Por eso, se escribió muy providencialmente: El que desprecia las cosas pequeñas poco a poco caerá Pues son los hombres tan amantes de esta vida que dudan en anteponerla a la verdad, para que un hombre no muera; es más, para retrasar un poco la muerte de un hombre mortal no solo quieren que mintamos, sino también que perjuremos, de modo que, para que no pase algo más de prisa la vida vana del hombre, ¿quieren que tomemos en vano el nombre del Señor Dios? Y hasta hay entre ellos sabios que establecen y fijan reglas sobre cuándo se debe y cuándo no se debe perjurar.
¿O dónde estáis, manantiales de lágrimas? ¿Qué haremos? ¿A dónde iremos? ¿Dónde nos esconderemos de la ira de la verdad, si no solo descuidamos evitar la mentira, sino que incluso nos atrevemos a enseñar el perjurio? Vean, pues, estos patrocinadores y adelantados de la mentira qué categorías y qué clases de mentiras les place justificar. Concedan, al menos, que no se puede mentir en lo que atañe al culto divino. Absténganse, por lo menos, de las blasfemias y los falsos juramentos. 

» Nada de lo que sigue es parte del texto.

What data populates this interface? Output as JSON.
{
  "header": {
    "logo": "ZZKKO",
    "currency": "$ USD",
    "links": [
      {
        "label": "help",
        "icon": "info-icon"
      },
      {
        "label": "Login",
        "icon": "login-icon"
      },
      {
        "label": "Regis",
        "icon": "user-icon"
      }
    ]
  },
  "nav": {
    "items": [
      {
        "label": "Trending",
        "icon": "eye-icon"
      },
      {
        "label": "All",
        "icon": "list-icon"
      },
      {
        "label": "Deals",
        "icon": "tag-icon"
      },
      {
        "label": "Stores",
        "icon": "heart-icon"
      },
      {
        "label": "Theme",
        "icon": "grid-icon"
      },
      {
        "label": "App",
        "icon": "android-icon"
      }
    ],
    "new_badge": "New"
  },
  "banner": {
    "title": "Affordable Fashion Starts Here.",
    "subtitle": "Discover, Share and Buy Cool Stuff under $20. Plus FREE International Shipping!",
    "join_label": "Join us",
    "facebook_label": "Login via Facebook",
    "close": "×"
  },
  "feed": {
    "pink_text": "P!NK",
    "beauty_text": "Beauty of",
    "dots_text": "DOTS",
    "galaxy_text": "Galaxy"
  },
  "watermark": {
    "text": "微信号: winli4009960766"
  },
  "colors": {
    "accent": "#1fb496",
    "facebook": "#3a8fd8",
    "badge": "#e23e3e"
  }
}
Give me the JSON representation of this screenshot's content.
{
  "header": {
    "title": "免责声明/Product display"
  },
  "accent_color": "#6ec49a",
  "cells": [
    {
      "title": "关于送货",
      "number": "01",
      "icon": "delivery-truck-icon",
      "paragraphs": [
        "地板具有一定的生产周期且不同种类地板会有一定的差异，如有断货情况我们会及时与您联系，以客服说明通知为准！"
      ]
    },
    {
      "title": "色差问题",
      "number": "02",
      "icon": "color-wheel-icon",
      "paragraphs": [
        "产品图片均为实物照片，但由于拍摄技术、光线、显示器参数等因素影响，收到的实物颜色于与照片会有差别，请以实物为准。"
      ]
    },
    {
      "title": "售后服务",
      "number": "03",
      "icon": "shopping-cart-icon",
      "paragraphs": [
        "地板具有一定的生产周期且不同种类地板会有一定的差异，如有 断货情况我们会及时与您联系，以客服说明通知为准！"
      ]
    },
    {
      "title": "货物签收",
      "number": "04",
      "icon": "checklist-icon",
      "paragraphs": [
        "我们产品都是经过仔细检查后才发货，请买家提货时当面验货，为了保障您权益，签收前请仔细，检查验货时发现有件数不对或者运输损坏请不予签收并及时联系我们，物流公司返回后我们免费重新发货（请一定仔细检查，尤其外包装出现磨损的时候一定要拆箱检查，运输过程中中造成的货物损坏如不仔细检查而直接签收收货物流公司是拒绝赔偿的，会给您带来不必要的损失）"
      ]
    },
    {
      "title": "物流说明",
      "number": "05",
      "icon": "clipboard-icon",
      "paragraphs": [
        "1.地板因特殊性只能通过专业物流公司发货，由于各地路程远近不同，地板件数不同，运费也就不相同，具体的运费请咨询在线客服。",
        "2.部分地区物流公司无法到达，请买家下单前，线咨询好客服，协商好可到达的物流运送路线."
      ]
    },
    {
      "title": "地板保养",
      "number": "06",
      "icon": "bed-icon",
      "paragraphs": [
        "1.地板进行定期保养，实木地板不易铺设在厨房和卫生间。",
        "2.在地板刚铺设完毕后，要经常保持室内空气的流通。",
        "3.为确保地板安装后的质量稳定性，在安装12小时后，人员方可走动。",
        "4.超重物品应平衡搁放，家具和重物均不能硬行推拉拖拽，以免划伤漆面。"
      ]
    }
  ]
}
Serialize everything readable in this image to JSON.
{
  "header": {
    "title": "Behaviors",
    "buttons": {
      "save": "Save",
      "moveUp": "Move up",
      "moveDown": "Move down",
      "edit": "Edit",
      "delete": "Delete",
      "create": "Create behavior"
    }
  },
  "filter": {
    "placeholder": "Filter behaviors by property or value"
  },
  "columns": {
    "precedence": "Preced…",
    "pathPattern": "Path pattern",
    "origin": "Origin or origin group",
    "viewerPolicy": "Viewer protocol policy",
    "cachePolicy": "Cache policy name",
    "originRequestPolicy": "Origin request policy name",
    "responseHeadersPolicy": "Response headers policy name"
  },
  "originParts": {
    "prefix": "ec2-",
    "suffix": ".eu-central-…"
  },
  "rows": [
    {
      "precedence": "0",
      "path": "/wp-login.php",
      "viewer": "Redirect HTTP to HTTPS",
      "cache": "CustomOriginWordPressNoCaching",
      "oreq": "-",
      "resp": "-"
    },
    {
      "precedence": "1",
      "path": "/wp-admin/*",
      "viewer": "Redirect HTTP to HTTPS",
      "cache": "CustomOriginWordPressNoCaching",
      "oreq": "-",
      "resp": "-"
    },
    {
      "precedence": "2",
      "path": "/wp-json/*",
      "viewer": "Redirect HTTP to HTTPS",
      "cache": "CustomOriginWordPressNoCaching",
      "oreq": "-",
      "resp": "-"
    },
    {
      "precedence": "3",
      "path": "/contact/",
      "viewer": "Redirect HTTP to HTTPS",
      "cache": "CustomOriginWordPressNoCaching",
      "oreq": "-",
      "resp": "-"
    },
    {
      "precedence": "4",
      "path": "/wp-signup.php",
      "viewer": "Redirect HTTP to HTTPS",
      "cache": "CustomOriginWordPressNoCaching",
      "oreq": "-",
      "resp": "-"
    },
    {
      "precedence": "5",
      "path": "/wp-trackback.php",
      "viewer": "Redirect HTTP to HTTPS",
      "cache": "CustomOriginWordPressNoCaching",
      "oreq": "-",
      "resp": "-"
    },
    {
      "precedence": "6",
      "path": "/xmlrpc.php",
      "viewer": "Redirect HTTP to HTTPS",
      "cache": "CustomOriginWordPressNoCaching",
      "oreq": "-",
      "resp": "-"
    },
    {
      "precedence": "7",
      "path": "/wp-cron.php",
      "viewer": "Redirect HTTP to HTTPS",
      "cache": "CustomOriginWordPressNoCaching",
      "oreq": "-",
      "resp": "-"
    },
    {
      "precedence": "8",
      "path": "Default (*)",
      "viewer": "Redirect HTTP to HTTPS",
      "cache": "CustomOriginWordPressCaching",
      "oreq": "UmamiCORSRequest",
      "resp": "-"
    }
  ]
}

Que, al menos cuando entre de por medio el nombre de Dios, o poner a Dios por testigo, o el misterio divino, o cuando se trata de exponer o plantar la divina religión, nadie mienta, nadie alabe, nadie enseñe ni recomiende ni nadie diga que la mentira es justa. Y el que acepte que se ha de mentir, que elija para sí, entre todas las clases de mentiras, la que juzgue más leve e inocente de todas. Esto es lo que yo sé: que, incluso, el que enseña que conviene mentir, quiere ser tenido por maestro de la verdad. Porque si es falso lo que enseña, ¿quién podría dedicarse con afán a una falsa doctrina, con la que engaña el que enseña y el que aprende es engañado? Y, si afirma que enseña la verdad, para hacerse con algún discípulo, cuando enseña que se debe mentir, ¿cómo puede venir esa mentira de la verdad, pues contra eso clama el apóstol Juan: Ninguna mentira puede venir de la verdad?  No es, pues, verdad que alguna vez se pueda mentir, y lo que no es verdadero no se puede aconsejar a nadie en absoluto.